12. The question further comes as to whether rate Rs. 875/- per square meter can be charged from the petitioner as was charged from shop keeper of Grain Mandi while granting lease in the year 2008, that too, in the second phase. The issue aforesaid has been raised in ignorance of the fact that the allotment was no doubt made in the year 2008 but it was not for Fruit and Vegetable Mandi but for Grain Mandi. The formula for determination of the rate for the lease of the shop was different for Fruit and Vegetable Mandi than of Grain Mandi apart from different policy thus prayer to apply rate of 875/- per square meter cannot be accepted. Learned counsel for the respondents has clarified that initially in Grain Mandi the shops were rented out. The government, thereafter, evolved a policy to grant lease on payment of amount at the rate of 25% of the DLC rate and if someone fails to opt for it then to continue on rent.
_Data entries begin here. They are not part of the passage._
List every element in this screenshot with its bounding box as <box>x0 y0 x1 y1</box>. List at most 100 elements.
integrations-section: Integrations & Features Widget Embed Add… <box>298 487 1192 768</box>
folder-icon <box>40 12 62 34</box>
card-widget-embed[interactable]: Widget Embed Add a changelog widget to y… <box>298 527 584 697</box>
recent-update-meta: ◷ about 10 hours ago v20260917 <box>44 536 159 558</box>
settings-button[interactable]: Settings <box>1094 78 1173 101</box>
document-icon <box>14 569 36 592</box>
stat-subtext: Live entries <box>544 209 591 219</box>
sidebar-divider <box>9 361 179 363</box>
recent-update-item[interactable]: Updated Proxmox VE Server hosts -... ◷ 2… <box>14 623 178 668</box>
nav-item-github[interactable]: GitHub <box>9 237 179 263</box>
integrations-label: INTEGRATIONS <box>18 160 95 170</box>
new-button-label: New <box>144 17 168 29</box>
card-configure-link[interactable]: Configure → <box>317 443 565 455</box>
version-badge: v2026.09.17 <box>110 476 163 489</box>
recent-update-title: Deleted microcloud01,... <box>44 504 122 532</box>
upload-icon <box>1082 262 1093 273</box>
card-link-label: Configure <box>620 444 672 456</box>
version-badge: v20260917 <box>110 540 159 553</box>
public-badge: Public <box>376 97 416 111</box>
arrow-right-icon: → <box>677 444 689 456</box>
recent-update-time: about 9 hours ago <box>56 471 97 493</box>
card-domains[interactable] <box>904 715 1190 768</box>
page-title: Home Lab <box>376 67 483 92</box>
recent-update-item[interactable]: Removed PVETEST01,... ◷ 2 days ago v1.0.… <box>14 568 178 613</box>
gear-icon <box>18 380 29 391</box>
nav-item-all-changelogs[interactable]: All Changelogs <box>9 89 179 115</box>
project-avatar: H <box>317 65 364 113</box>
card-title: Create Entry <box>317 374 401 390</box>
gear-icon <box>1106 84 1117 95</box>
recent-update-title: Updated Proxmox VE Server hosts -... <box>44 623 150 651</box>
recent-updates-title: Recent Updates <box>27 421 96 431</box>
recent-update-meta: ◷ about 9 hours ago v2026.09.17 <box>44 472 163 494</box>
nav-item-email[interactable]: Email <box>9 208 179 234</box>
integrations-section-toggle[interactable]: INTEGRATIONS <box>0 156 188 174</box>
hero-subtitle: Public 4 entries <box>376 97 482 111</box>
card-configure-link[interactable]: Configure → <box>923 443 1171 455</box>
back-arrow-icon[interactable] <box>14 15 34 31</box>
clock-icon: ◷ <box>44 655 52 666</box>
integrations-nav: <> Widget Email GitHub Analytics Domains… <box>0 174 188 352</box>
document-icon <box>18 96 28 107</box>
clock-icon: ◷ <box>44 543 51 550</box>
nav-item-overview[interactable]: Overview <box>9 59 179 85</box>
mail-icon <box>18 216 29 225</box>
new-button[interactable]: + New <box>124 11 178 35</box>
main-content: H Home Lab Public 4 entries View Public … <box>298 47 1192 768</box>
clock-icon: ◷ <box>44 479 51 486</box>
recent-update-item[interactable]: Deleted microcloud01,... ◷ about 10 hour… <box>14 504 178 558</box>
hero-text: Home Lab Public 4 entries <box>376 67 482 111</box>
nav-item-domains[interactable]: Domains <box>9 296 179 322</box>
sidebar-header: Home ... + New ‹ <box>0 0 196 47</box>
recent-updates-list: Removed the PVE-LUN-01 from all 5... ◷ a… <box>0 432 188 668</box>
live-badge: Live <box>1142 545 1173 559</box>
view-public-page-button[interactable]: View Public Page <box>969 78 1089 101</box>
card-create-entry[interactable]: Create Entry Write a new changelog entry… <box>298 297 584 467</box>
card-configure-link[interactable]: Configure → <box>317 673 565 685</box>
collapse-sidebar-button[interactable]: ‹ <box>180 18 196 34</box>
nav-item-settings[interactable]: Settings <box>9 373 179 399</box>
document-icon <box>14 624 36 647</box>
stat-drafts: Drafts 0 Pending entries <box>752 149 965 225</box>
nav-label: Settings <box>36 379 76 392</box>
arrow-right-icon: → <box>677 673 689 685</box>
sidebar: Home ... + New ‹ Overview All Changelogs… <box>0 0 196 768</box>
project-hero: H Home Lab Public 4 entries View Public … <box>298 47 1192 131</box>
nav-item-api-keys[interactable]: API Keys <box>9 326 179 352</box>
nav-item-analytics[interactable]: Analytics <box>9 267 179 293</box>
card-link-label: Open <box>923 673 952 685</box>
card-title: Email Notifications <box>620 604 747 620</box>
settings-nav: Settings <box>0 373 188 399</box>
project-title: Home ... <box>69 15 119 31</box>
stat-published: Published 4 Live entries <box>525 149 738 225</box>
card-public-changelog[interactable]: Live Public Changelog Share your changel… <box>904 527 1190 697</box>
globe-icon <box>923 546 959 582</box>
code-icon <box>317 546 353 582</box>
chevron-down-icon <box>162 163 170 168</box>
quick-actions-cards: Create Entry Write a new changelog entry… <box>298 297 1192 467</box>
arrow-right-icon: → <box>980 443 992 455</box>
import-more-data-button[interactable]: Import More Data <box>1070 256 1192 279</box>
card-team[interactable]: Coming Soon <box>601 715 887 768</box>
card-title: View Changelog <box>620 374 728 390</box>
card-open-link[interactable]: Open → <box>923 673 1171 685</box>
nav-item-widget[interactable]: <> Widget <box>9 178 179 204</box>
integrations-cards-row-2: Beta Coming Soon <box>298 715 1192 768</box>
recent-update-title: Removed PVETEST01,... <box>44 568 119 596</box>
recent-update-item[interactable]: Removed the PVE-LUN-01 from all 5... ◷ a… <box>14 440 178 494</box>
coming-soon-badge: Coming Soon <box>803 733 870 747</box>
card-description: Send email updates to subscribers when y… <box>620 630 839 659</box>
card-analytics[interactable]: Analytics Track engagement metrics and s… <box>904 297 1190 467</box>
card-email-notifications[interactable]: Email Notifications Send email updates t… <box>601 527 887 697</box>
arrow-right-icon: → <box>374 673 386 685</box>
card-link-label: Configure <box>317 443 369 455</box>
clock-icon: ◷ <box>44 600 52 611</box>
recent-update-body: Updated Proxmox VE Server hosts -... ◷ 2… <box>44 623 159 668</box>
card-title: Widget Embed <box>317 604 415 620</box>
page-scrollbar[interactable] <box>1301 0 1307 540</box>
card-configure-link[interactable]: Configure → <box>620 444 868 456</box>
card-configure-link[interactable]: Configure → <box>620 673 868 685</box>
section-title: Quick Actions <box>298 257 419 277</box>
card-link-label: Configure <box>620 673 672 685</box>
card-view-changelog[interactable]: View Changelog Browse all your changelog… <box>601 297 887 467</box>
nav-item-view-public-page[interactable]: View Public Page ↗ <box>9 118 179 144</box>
The allotment of shops in Grain Mandi was based on the aforesaid policy, accordingly, the rates charged from the allottees was on a different formula than what was charged from those allottees of shops in Fruit and Vegetable Mandi wherein it was by taking cost of land at the DLC rate plus 70% of development charges to be divided by the area of land. In view of above, the petitioner cannot compare the rates charged from those who are the allottees in Grain Mandi than to those who were allotted shops in Fruit and Vegetable Mandi under a different policy.
13. The respondents have filed additional affidavit to which a counter has been filed by the petitioners. In the additional affidavit, the order indicating DLC rates has been submitted apart from the formula of calculation of the cost of the plot for allotment. As per the documents indicating DLC rates, at item No. 10.2, the commercial rate of the shop was 3500/- per square meter, whereas, for item No. 10.4 and 10.7 it is at the rate of 10,000/- per square meter as on 21.12.2007. The variation of the DLC rate is due to location. According to the respondents, location of the land is what has been specified in item No. 10.7, whereas, according to the petitioner, it is as per item No. 10.2. The issue of location of the land so as the question of the DLC rates cannot be determined by this Court because it needs determination of question of facts.
14. In view of the discussion made above, I find that so far as challenge to the rate charged from the petitioners treating it to be higher than what has been charged from the allottees of the shops in Grain Mandi, cannot be accepted being under different policy and formula. It is further a fact that petitioners had accepted allotment followed by lease deed without protest and even the rate given in lease deed has not been challenged, if the prayer clause is taken note of. Unless the lease deed is questioned, the prayer made in the writ petition cannot be granted. In the result, writ petitions so as the stay applications are dismissed.